Saturday, November 5, 2016

Women predominated among high school graduates in 1900, earning 60 percent of the diplomas issued that year

This is interesting. From PBS, Education. Interesting in that it substantially re-calibrates the common narrative of female education in the US. That narrative is, in broad terms, that women used to not be educated at all and that it has been improving since WWII and certainly since the 1960s. There are elements that are of course true and other parts are essentially wrong.
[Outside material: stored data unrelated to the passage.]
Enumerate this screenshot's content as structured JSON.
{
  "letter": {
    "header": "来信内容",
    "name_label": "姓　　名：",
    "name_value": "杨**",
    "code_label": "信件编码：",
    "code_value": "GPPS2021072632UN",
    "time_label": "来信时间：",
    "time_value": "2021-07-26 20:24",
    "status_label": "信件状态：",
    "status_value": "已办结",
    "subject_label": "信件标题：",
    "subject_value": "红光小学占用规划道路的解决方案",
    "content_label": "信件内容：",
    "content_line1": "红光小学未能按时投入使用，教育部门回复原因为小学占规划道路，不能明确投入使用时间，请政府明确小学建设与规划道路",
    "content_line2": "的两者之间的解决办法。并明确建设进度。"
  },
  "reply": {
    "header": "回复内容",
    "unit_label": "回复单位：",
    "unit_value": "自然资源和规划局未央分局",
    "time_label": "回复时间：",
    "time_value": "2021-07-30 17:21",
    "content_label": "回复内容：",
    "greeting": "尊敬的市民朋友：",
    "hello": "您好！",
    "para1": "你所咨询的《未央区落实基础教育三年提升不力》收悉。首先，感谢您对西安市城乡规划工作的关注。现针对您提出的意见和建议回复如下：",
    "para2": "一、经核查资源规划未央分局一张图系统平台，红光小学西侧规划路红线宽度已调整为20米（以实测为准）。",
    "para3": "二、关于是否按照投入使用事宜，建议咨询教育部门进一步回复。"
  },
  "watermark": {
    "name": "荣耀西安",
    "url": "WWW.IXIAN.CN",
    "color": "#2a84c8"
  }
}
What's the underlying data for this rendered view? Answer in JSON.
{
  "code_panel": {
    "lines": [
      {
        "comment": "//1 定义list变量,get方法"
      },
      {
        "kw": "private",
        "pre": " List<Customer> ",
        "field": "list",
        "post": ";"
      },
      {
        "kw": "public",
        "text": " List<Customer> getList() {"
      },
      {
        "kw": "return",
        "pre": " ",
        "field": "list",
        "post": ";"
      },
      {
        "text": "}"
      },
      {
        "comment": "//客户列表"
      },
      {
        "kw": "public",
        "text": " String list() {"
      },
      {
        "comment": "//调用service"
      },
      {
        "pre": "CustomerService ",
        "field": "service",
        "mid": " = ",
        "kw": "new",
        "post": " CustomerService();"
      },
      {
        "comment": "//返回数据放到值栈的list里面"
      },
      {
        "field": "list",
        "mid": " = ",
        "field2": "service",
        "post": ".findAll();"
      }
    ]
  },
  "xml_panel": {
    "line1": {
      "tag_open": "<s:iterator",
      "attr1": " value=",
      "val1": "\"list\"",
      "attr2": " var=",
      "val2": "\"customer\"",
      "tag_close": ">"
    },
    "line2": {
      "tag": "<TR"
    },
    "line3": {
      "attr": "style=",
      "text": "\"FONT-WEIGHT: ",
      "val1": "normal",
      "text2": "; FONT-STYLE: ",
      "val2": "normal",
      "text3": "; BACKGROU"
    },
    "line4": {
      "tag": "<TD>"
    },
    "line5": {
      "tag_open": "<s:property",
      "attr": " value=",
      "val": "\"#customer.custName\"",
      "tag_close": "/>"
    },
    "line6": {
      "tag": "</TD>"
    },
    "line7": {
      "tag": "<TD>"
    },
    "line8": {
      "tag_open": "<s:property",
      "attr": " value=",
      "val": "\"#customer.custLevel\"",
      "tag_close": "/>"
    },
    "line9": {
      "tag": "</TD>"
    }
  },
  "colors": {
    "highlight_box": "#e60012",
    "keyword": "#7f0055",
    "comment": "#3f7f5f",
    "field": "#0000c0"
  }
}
We are used now to women earning the majority of HS and college degrees. But apparently that has long been the case, at least for high school.
Women predominated among high school graduates in 1900, earning 60 percent of the diplomas issued that year. Men were less likely to graduate from high school because so many of them entered the full-time labor force before or during their early teens. As the chart at the upper left indicates, the proportion of high school diplomas awarded to women declined to about half by the end of the century. While women received a majority of high school diplomas in 1900, postsecondary education was still reserved primarily for men. Women earned only 19 percent of bachelor’s degrees in 1900, but their share doubled to 40 percent by 1930 and remained at about that level in 1940. After World War II, however, the female share of bachelor’s degrees dropped sharply as male veterans flooded into colleges and universities under the G.I. Bill. Not until 1970 did women’s share of college degrees surpass the pre-World War II level. After 1970, however, women’s percentage of college degrees rose briskly, reaching parity in the early 1980s. As the chart at the upper right indicates, women received more than half of all bachelor’s and first professional degrees by 1990.
I was unaware that they earned 60% of high school diplomas in 1900 and I was also unaware that they received 40% of bachelors diplomas in 1930.